Mais tout d’abord un peu d’histoire. Il s’agit là
d’une croix de mission érigée dans le coin de notre promenade, en face de l’avenue de Villespassans. Elle marquait alors l’entrée du village.
A quelle époque demanderez-vous ? – dans les
années 1820, sous la Restauration après la chute de l’empire de Napoléon Ier. Plus tard, au milieu du XIXe siècle, elle sera transférée à son emplacement actuel.
Le coq de Saint Pierre qui trônait à son sommet
avait depuis longtemps disparu quand les travaux de restauration furent lancés.
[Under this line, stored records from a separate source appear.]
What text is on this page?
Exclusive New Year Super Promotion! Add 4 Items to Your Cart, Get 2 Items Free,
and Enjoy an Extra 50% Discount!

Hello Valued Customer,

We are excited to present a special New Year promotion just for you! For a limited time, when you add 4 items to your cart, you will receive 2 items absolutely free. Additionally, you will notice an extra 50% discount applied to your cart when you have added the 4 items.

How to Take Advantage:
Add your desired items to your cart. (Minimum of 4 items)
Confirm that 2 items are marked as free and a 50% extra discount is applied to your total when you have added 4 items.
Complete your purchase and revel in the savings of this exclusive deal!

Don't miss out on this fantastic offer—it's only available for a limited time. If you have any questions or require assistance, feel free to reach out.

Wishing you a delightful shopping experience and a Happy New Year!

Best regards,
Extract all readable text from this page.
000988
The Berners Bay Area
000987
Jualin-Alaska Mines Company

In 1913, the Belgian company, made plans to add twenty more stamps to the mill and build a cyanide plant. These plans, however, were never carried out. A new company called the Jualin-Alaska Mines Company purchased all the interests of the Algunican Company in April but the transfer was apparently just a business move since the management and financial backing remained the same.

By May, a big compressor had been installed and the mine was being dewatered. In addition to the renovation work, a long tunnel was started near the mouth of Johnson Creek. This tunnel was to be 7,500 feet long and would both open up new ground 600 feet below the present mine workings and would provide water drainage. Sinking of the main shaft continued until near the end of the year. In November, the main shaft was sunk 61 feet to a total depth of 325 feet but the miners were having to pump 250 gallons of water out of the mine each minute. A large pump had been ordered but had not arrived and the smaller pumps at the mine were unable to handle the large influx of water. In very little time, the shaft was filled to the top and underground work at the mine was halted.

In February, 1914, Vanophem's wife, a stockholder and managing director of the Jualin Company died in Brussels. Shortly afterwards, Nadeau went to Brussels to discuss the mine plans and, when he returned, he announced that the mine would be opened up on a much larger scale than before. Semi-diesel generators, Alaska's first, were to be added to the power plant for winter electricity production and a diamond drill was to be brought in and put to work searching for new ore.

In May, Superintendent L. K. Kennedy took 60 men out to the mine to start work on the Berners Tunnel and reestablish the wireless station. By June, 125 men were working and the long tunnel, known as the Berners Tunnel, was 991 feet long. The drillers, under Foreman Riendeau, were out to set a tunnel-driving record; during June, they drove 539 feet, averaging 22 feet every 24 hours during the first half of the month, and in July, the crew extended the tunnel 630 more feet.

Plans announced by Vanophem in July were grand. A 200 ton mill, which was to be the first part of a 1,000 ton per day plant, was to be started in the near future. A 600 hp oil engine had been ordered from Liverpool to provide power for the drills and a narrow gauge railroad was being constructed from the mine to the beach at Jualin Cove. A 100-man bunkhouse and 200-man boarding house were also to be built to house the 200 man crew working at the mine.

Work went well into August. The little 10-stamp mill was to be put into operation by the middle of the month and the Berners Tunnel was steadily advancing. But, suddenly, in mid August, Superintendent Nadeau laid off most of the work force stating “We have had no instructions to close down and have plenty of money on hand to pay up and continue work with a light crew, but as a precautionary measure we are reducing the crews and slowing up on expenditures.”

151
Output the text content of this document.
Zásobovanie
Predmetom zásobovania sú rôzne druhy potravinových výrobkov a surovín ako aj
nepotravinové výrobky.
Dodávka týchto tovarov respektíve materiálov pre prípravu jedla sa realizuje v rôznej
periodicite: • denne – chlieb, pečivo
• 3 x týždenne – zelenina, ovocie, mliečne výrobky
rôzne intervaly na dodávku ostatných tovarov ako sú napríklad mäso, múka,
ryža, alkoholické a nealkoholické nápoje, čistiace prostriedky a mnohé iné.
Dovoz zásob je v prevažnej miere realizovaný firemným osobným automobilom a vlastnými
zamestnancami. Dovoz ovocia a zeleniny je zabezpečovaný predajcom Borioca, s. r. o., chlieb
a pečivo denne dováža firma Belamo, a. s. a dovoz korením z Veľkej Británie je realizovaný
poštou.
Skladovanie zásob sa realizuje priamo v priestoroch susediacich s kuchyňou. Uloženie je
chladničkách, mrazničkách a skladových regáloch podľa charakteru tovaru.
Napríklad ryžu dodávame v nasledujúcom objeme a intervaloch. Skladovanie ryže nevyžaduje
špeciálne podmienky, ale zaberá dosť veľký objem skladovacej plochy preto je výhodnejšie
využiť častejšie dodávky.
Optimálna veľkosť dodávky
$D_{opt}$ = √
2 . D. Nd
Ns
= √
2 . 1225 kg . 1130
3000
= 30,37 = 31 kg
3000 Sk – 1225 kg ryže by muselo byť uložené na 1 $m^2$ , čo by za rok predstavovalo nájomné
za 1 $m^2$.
D’abord il fallait parer au plus pressé : la
croix reçut un traitement antirouille salvateur. Après auscultation on découvrit des traces de sa teinte originelle : vert sombre. Elle fut alors repeinte par Jacques
Verbié.
Dans un des quatre cadrans de la croix subsistait
une sorte d’éclair. Il s’agissait en fait d’un vestige de l’éclipse solaire, évènement biblique survenu au moment de la mort du christ. On en imagina la forme, et un nouveau soleil fut ainsi
installé.
Le socle en maçonnerie commençait à se disloquer,
sous l’effet du temps et sous la poussée d’un arbre qui y avait pris racine. Roger Réguès, Jacques Verbié, Georges Haon et René Sonzogni reprirent l’ensemble des joints de l’ouvrage qui s’en
trouva conforté.
Enfin, il fallait redonner à l’édifice son fier
volatile. Les anciens avaient le souvenir d’un coq chantant, ailes déployées. Et même un lointain visiteur, nommé Jean Marie Amelin, passant sur la promenade, dans les années 1830,
écrivait « qu’une croix de mission y étalait le luxe de son gros coq doré ». J’en dessinais la silhouette et c’est un artiste commingeois, Françis Larragnague, qui lui redonna
vie.
Parions que le bel oiseau, venu des lointaines
Pyrénées, redevenu le symbole qu’il fut jadis, va conquérir enfin les cœurs des Saint-Chinianais.
Alain Ghisalberti
Merci à Alex, René, Jacques, Alain, Georges, Roger , sans
oublier notre présidente Monique pour la remise en état de cet ouvrage.
Souhaitons que Richesse restaure encore, et pour longtemps le patrimoine Saint-Chinianais.